Дзержинский на это ничего не сказал. Он понял, что разговор идет о НЭПе, в него никто не верил, кроме Ильича. Люди формации, к которой принадлежал Феликс, несмотря на свою вынужденную жестокость, еще продолжали мыслить внеклассовыми моральными категориями, и когда Старик отменил продразверстку и вслед за ней пал военный коммунизм, то сразу же встал вопрос: а зачем были принесены столь сокрушительные жертвы? Зачем одна часть необъятной страны накинулась на другую? Все для того, чтобы реанимировать погребенный ранее, ославленный и оплеванный капитализм?
— Да не было в России никакого капитализма! — прокричал Ленин, как будто читая его мысли. — О чем вы, Феликс? Революция продолжается, и вы, ее Дон Кихот, без работы не останетесь.
— Да я хоть сейчас могу подать рапорт о своем увольнении, — неожиданно сухо сказал Дзержинский, оставив распевные интонации пастора.
— Почему? — стараясь держать себя в руках, спросил Ильич.
— Предательство, — повторил Феликс почти шепотом.
Это уже становилось невыносимым.

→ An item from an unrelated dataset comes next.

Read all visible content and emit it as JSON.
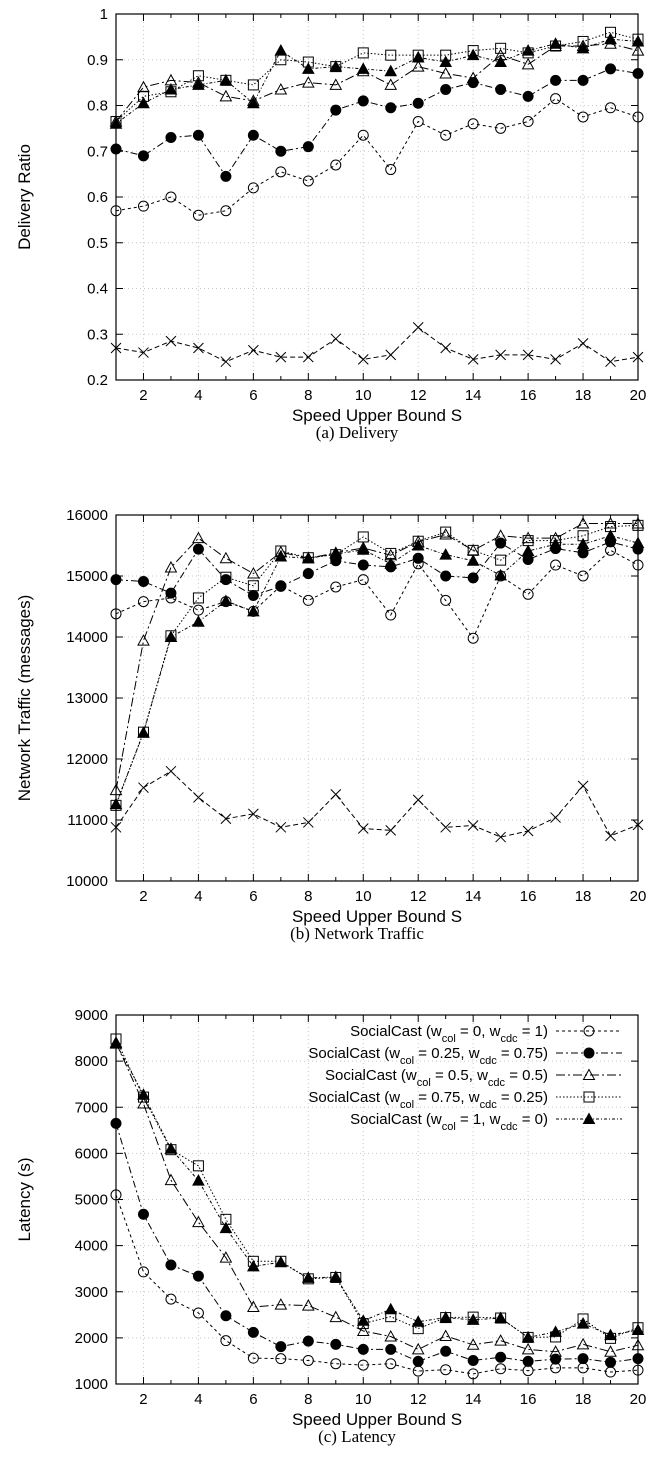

Ленин знал о его крылатом высказывании, что террор уничтожает способность предавать. Однажды между ними даже зашел интересный разговор за шахматами, когда Феликс, обдумывая очередной ход, вдруг брякнул, что если бы Христос развернул террор против своих учеников, то предательства Иуды не состоялось бы.
— Опять вы за свое, — тяжело вздохнул Ильич. — И кто же теперь… Кто теперь нас предал?
— Это будет очень тяжело для вас… Слишком тяжело знать всю правду. Я не могу сказать. Пока не могу. Не спрашивайте, — пробормотал Феликс, стараясь не смотреть собеседнику в глаза.
— Лучше подумайте о названии этого города, — сказал Ленин, тяжело дыша и пытаясь переключить его мозги из подозрительного в созидательный план, — города глауберовой соли и просторных чистых улиц.